While my mother is not especially fond of grits or leafy green vegetables, almost every other southern speciality is right down her alley. As far as she is concerned, Emeril can't cook, Martha is too bossy, and Sara is just OK.

I'm covering all of this simply to illustrate that while Paula's cookbook has practically nothing in it with a French or Italian accent, it is all very good and it has a large audience on whom creations at The French Laundry or Gotham Bar and Grill are simply showing off to no good purpose.

So, if you want that basic, no nonsense, stick to your ribs, feed those love handles kind of food, this is the book for you. The rather inspiring story of how Paula Deen and her sons got into the restaurant business and how they succeeded is a bonus.

For the foodies among us, I did find a few things over which to quibble. At one point, Ms. Deen says that she uses new or red potatoes for everything, including mashed potatoes. Since I cook for someone who loves mashed potatoes, I can tell from both reading and personal experience that russet (Idaho) potatoes may be the best for mashed potatoes, and Yukon Gold do well, but that waxy potatoes like many red skinned varieties just do not do as well. And, Ms. Deen goes and uses russets in several recipes anyway. On the other side of the coin, Ms. Deen has a useful little suggestion for keeping a supply of cooked and diced potatoes on hand in the fridge for quick salads. I also would have preferred that better specifications were given when 'lemon pepper' are used as an ingredient. This looks like a generic reference to a commercial product, yet no brand is specified. A brand or a recipe for 'lemon pepper' would have been good. A worse offense was a reference to 'Jane's Krazy Mixed Up Salt' with no entry in the index whereby one can locate the recipe for it. If the recipe for this stuff is in the book, I can't find it as I write this.

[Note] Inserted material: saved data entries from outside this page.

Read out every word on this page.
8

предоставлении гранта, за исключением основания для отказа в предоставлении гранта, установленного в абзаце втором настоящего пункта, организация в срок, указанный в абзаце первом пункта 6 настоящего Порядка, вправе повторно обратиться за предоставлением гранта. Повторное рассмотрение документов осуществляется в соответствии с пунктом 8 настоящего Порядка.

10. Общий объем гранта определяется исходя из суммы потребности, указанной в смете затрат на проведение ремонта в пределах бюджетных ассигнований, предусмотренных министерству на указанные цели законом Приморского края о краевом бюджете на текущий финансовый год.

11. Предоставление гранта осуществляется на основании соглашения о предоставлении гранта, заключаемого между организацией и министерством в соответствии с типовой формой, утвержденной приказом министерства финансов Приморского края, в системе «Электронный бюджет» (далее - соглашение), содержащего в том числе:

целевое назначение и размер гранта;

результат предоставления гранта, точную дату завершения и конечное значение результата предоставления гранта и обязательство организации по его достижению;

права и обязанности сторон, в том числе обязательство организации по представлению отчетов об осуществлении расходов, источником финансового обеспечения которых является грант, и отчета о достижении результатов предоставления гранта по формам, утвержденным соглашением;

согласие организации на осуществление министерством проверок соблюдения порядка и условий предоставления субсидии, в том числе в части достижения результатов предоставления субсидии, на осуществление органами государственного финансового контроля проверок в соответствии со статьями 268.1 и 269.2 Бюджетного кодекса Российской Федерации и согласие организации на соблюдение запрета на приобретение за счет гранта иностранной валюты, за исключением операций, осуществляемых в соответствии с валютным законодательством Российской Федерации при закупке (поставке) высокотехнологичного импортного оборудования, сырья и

This is not, however, a book worth picking nits over. These are the kind of dishes which appeal to a very large number of people, so I am happy to inform them that this is their kind of cookbook. All the recipes are relatively easy with few steps and a very manageable number of ingredients. I like the fact that Paula indicates which of the recipes are actually served at her restaurant. I am more inclined to try that first.

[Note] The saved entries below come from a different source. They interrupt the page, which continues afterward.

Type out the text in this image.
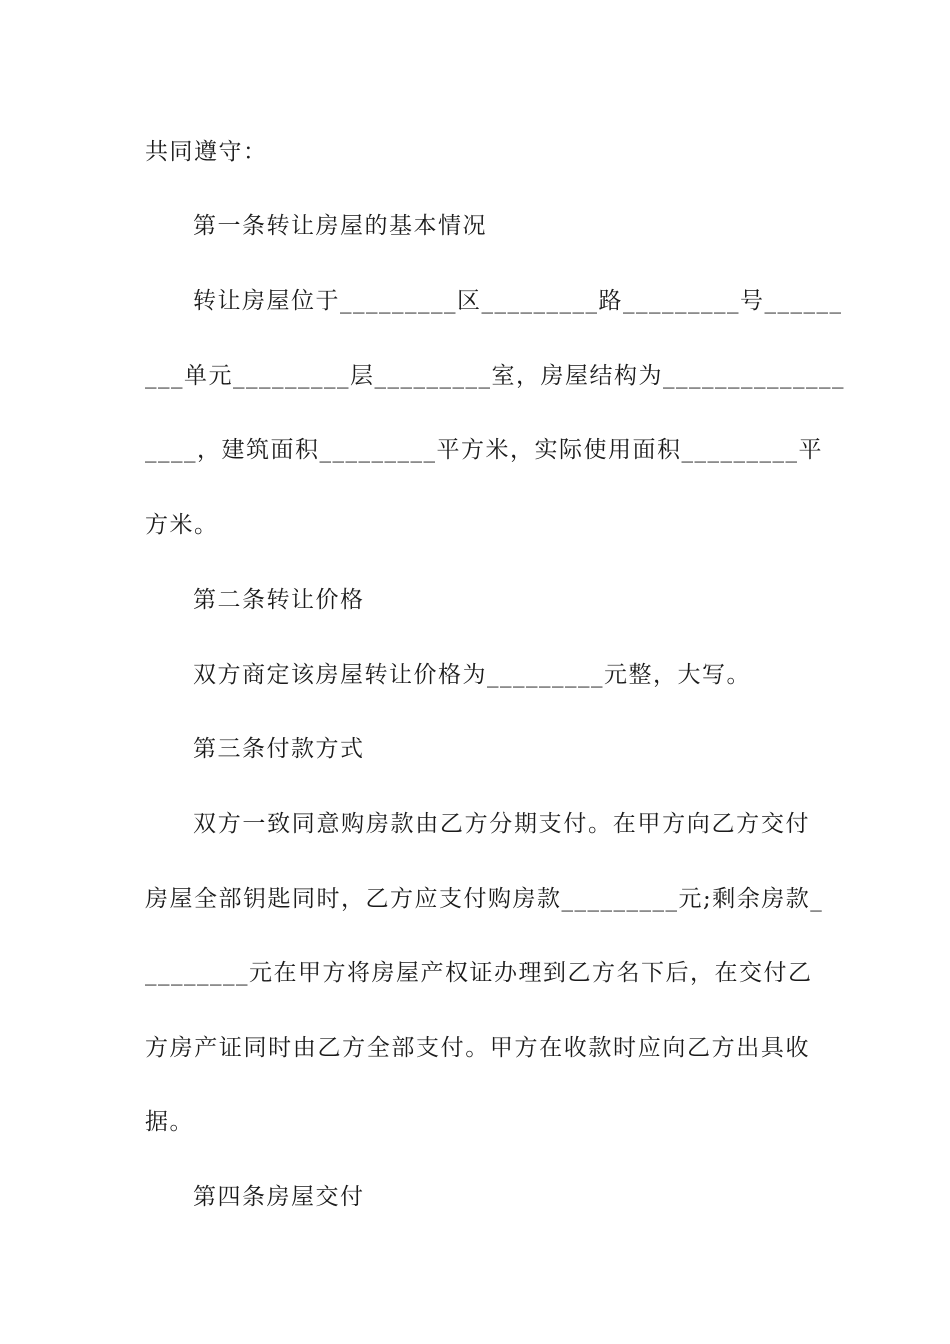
共同遵守：
第一条转让房屋的基本情况
转让房屋位于_________区_________路_________号______
___单元_________层_________室，房屋结构为______________
____，建筑面积_________平方米，实际使用面积_________平
方米。
第二条转让价格
双方商定该房屋转让价格为_________元整，大写。
第三条付款方式
双方一致同意购房款由乙方分期支付。在甲方向乙方交付
房屋全部钥匙同时，乙方应支付购房款_________元;剩余房款_
________元在甲方将房屋产权证办理到乙方名下后，在交付乙
方房产证同时由乙方全部支付。甲方在收款时应向乙方出具收
据。
第四条房屋交付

This is your 'average Joe' kind of cookbook which should win the day.

Rating: 5 stars
Summary: The Best!
Review: We spent a week on Hilton Head Island, SC and thankfully stopped in Savannah for a day. We ate at The Lady & Sons and would have to say that of the all the restaurants (most of which were overpriced) this was the best. Her food is fantastic and the recipes are all there, except for a wonderful pecan pie that she said will be included in her upcoming cookbook (my husband described it as the only pecan pie he's eaten that afterward he wasn't gasping for a cup of coffee). The greens are fabulous as is her melt-in-the-mouth fried chicken and macaroni and cheese and, and, and. I wanted to buy the book while in Savannah, but the town was sold out. This is a must-have for every kitchen.